Il rit avec légèreté, non sans moquerie, plutôt par dépit.

— Elle ne fera pas long feu, vu son état. J’entends ses poumons se défraîchir de plus en plus. 

— Je sais, mais je commence à me résigner. Elle a besoin de profiter de ses derniers jours. 

Il ne semble pas perturber alors que tous les vampires présents sur la banquette m’écoutent sans savoir en placer une. Il faut bien que je me fasse une raison, elle ne va pas survivre éternellement. Mon seul appui dans cette histoire est de la soutenir, quoi qu’il se passe, peu importe ce que je dois faire. Quitte à lui raconter toute ma vie pour la faire tenir un peu plus, je ne vais pas cracher dessus. 

Je l’observe se déhancher sur l’estrade, devant les chaises bondées d’autres vampires. Elle a le sourire aux lèvres. Cette expression sur son visage me fait tellement mal, d’un côté parce que j’aurais aimé qu’elle l’ait plus souvent et de l’autre, parce que c’est le dernier souvenir qui me restera d’elle. 

— Elle s’amuse en tout cas, pour une gonzesse malade. 

— Un peu trop. Pas faute de lui avoir dit de faire attention. 

Comme hypnotisée par son corps, je discute avec Sam sans la quitter du regard. Face à la banquette, j’entends Edgar continuer de servir certains gars posés au comptoir. Des ivrognes eux aussi, comme les humains. Heureusement pour nous, pas du même style que William Black. 

— Rassure-moi, tu ne comptes pas en faire ton Calice ? me demande-t-il en se tournant vers moi, l’air plus que sérieux malgré ses yeux injectés de sang. 

Son corps flasque est enfoncé dans le dossier, quasiment amorphe. 

— Non, je tiens à ma vie. J’aurais eu la certitude de la voir vivre plusieurs décennies, je n’aurais pas hésité. Là, c’est sans moi. 

— Et Edgar, il compte rester puceau toute sa vie ? se marre-t-il, gentiment. 

L’ex militaire se tourne brusquement vers nous. Ses pupilles à présent rouges lui lancent des éclairs. 

— Va te faire foutre, Samuel, pigé ? lance-t-il en travers de toute la salle, interpellant involontairement plusieurs d’entre eux. 

Les fous-rires éclatent, mais Edgar est aussi du genre à prendre tout au second degré.
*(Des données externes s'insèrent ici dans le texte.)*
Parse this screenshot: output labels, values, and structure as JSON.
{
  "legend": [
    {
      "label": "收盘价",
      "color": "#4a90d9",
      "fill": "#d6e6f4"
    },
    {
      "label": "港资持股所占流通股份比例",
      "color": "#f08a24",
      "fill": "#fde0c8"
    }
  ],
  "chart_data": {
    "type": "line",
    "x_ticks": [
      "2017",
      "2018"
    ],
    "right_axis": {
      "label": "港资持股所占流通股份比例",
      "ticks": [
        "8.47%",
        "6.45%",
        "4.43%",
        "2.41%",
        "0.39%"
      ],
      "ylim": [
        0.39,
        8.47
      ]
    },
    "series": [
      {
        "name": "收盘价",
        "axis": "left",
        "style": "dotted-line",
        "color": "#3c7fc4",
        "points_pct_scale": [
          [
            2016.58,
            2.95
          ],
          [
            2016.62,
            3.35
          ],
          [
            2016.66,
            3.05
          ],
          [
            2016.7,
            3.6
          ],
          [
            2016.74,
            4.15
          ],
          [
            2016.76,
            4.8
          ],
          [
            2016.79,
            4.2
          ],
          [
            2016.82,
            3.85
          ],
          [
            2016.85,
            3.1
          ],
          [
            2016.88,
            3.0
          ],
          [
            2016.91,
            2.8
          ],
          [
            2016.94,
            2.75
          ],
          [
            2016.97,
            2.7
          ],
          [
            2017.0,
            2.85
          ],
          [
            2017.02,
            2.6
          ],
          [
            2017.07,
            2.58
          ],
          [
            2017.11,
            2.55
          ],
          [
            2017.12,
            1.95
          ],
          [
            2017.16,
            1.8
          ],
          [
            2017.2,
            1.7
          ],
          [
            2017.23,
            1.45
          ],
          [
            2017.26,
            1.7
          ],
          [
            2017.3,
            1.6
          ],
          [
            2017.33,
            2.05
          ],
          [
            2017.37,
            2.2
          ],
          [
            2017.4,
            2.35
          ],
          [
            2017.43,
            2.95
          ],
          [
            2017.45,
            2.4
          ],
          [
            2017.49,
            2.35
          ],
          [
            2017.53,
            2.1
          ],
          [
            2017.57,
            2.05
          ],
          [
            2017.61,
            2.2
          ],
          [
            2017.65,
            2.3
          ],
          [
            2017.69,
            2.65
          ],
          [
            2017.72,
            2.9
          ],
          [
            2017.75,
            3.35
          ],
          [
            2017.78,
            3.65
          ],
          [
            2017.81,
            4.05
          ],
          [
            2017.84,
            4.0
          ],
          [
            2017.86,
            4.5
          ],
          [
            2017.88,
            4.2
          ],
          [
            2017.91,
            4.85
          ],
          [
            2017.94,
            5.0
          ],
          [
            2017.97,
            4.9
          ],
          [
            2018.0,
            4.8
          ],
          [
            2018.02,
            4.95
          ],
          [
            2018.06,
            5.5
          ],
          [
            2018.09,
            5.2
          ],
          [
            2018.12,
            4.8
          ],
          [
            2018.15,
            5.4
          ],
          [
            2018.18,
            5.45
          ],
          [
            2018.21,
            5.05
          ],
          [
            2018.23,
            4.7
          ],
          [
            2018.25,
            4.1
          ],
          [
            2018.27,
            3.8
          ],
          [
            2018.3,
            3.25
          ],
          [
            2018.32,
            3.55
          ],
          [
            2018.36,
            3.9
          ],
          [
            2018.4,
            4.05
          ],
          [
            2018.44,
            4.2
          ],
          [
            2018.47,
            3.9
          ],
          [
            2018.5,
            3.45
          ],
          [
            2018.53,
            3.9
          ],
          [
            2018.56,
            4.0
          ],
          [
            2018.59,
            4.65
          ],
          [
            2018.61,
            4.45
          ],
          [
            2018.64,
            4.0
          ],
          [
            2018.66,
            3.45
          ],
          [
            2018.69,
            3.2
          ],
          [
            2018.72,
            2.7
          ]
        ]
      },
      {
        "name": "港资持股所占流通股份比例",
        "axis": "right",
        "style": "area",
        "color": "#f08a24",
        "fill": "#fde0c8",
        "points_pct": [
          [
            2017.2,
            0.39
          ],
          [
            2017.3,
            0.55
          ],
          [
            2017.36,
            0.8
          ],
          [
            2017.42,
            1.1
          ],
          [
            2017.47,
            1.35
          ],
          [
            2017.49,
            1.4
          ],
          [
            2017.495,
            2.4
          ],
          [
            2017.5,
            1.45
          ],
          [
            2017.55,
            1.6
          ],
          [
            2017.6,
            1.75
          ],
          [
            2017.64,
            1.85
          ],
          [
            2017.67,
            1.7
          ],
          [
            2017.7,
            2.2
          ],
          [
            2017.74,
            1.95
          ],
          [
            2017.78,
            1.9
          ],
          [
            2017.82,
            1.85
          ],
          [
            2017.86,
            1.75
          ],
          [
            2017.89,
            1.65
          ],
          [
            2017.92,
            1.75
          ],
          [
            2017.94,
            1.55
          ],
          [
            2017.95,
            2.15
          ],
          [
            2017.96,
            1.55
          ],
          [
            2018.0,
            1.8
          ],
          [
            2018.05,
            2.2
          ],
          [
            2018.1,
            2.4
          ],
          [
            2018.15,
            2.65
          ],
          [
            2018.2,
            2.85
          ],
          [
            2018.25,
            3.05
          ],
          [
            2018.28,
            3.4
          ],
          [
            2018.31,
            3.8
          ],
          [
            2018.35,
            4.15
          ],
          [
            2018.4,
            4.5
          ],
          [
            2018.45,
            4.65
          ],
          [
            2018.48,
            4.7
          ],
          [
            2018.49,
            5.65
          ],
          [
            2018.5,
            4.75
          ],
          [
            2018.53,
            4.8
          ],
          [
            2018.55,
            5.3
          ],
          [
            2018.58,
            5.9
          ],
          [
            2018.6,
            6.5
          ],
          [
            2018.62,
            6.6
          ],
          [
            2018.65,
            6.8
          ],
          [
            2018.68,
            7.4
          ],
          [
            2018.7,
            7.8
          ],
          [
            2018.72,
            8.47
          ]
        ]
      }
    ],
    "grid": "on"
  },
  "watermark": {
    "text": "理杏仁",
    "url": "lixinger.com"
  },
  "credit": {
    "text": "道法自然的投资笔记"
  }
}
Depuis toujours, je sais qu’il n’a jamais eu le temps de se poser, et qu’il n’en avait un peu rien à faire de toutes ces histoires d’amour que l’on nous racontent sans cesse. Surtout pendant la guerre, il avait, de toute évidence, d’autres choses à faire. Quant à moi, je ne sais même pas si j’ai eu une vie de famille avant ma transformation. Et si c’était le cas ? Mon visage se décompose lorsque cette pensée me traverse l’esprit. Et si j’avais abandonné des gamins ?

— Dorian, t’es dans la lune. 

Un coup de poing vient heurter mon épaule, me faisant sortir de ma rêverie. C’est toujours Samuel, le client fidèle. Un sourire fleurit sur mon visage malgré mon esprit encore embrumé.         
   
Les filles terminent leur cirque, mais je peine à discerner Lamia s’approcher de moi en sautillant. Sans le vouloir, mon regard était toujours rivé vers la scène, se délectant inconsciemment des quatre corps, mais surtout celui de la petite brune.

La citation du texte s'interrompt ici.